Part 2: “Love Everything Alive”
By Reverend Charles F. Harper M.Div. Spiritual Care Counselor , Betty Ford Center
“ To ease another’s heartache is to forget one’s own.”
Abraham Lincoln
In this series we have been explorng what it means to be in a place of spiritual awakening. Specifically, what qualities of the spirit are manifested by a spiritual person ? In our last article “ I Celebrate Myself “ we explored the manifestation of loving ones self, “inner leper and all.”
This reflection explores Love, or what I call “a passion for compassion.”
In the journey of recovery we are on a path from selfishness to selflessness from the exclusive service of our needs and desires to serving others who are out there suffering. Indeed a passion for compassion is essential to our sobriety
All the world’s religions point to the power of love and our obligation to love our neighbors. The radical Jesus of Nazareth goes further, telling us to love our enemies. And Jewish mystic Ray Kook adds, “It is our right to hate an evil man for his actions, but because his deepest self is the image of God, it is our duty to honor him with love.”
Love forms the basis of a recovering person’s intent, it under girds his or her perseverance when faced with seemingly insurmountable odds, and it keeps us in a personal space of serenity when encountering the “slings and arrows of discontent” and the trickster of our addition.

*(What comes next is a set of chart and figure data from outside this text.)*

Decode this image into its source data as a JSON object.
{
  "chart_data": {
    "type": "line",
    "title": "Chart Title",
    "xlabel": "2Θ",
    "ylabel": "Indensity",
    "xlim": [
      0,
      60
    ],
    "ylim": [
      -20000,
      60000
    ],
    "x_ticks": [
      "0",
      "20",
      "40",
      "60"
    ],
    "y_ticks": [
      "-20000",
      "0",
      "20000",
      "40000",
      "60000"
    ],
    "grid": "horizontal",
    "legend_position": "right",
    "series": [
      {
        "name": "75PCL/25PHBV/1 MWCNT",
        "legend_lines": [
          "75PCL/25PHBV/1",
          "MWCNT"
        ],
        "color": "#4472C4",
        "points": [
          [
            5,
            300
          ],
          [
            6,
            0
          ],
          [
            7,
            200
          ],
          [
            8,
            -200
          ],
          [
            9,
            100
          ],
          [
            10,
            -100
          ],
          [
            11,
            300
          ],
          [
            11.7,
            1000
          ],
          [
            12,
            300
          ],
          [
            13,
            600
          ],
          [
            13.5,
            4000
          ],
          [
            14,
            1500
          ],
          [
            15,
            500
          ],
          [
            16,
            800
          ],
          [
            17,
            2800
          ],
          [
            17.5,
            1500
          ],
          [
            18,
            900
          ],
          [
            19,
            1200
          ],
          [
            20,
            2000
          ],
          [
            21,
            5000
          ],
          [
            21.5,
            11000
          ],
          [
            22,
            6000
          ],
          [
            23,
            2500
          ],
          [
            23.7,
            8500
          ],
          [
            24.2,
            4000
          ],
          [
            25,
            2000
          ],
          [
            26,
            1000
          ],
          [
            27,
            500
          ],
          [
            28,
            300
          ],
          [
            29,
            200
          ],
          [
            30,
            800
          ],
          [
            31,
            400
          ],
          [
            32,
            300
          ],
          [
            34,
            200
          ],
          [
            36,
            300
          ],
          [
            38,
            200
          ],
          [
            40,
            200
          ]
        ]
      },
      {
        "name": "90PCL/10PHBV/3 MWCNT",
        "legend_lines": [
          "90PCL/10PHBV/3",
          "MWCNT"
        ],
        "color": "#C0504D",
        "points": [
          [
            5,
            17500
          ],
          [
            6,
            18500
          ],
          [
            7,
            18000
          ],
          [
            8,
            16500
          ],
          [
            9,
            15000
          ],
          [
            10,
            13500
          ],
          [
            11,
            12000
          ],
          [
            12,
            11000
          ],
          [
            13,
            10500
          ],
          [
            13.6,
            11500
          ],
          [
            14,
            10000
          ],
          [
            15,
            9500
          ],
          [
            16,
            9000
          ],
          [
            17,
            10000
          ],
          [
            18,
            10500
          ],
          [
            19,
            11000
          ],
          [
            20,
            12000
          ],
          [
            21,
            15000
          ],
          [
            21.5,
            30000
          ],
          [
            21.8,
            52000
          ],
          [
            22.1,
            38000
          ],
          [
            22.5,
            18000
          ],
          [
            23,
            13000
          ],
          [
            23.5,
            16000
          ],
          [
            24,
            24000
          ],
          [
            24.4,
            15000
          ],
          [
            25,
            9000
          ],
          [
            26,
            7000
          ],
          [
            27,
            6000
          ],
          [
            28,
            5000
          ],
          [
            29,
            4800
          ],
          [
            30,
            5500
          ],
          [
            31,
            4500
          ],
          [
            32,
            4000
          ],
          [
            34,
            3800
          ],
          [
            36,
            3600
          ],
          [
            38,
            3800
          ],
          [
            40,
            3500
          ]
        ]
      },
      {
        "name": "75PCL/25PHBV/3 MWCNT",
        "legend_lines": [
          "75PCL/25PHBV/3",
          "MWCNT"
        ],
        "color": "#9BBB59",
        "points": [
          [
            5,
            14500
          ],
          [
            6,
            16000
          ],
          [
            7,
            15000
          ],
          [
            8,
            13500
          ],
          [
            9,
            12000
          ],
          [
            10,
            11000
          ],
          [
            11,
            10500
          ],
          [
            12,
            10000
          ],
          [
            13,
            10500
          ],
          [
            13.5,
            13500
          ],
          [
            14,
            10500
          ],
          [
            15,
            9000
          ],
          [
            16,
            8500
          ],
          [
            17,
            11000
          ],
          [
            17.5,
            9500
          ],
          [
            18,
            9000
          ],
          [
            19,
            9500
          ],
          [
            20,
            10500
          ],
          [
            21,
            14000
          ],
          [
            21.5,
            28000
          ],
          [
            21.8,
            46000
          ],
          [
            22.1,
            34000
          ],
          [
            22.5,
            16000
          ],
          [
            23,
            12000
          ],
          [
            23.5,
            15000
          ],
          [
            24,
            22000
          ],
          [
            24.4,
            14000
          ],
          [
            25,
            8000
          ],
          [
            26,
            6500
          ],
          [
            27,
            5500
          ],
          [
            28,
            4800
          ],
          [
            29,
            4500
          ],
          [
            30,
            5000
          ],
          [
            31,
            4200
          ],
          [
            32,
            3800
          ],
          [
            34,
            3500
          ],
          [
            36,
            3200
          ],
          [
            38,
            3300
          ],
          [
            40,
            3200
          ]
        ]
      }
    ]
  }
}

Love conquers all. By helping us to see our fellow travelers in AA/NA and those who are still out there using and ourselves, as sacred beings not to be manipulated and controlled or judged , love transcends the “isms” that divide the human race. It is love that cultivates a spirit of unity while respecting diversity of ideas, visions, and opinions.
There are essentially three kinds of love: Eros, Platonic and Agape.
Eros is romantic love. The second kind of love is platonic. It’s the type of love that grows out of friendship, an intellectual love devoid of physical passion yet strong enough to weather even the fiercest storms of one’s life.
The most enduring love, and perhaps the most valuable kind of love, is agape. Agape is selfless love. It is so powerful that it allows us to go the distance to sacrifice for another human being or for a vision far greater than ourselves–visions like those embraced by Bill Wilson, Marty Mann and Betty Ford.
Agape is a love sustained in the heart and every fiber of one’s being. Despite anger, hurt, disappointment and all the stuff that happens in life, this is a love that leads to works of altruism, and random acts of kindness and courage, as well as providing the fuel for pursuing a vision of living “ happy. Joyous and free.”
Poet Theodore Roethke illustrates this beautifully when he discovers this love in the realm of nature and renews his love and enthusiasm for life.
“The Sun! The Sun!
And all we can become!
And the time is ripe for running to the moon!…
My spirit rises with the rising wind;
I’m thick with leaves and tender as a dove…
I recover my tenderness by long looking.
By midnight I love everything alive.”
After a day of things going our way, after a good night’s rest, it’s fairly easy to say: “This is going to be a great day! I’m going to be a blessing to anyone who crosses my path and they will be a blessing to me. And those who don’t embrace me for who I am , well that’s okay too.”
But after a full day of work and stress and disappointment, and the hurtful and hateful things that people say, it takes a spiritual awakening, , to drop the resentments, the bitterness…to be finished with the nightmares, and to be free to say, “By midnight I love everything alive.”—to be back in touch with the love that lives at the center of the universe and in the center of one’s own soul.
To quote Elbert Hubbard, an American collector of sayings: “The love we give away is the only love we keep.” Armed with agape every person in recovery has what it takes to inspire others and come closer to realizing the seemingly impossible possibility of his or her own vision of a world free of addiction.
So, when we are filled with a “passion for compassion” the question we are asked as people in recovery we will no longer be: Should we love the world,?” Rather “How shall we love the world?”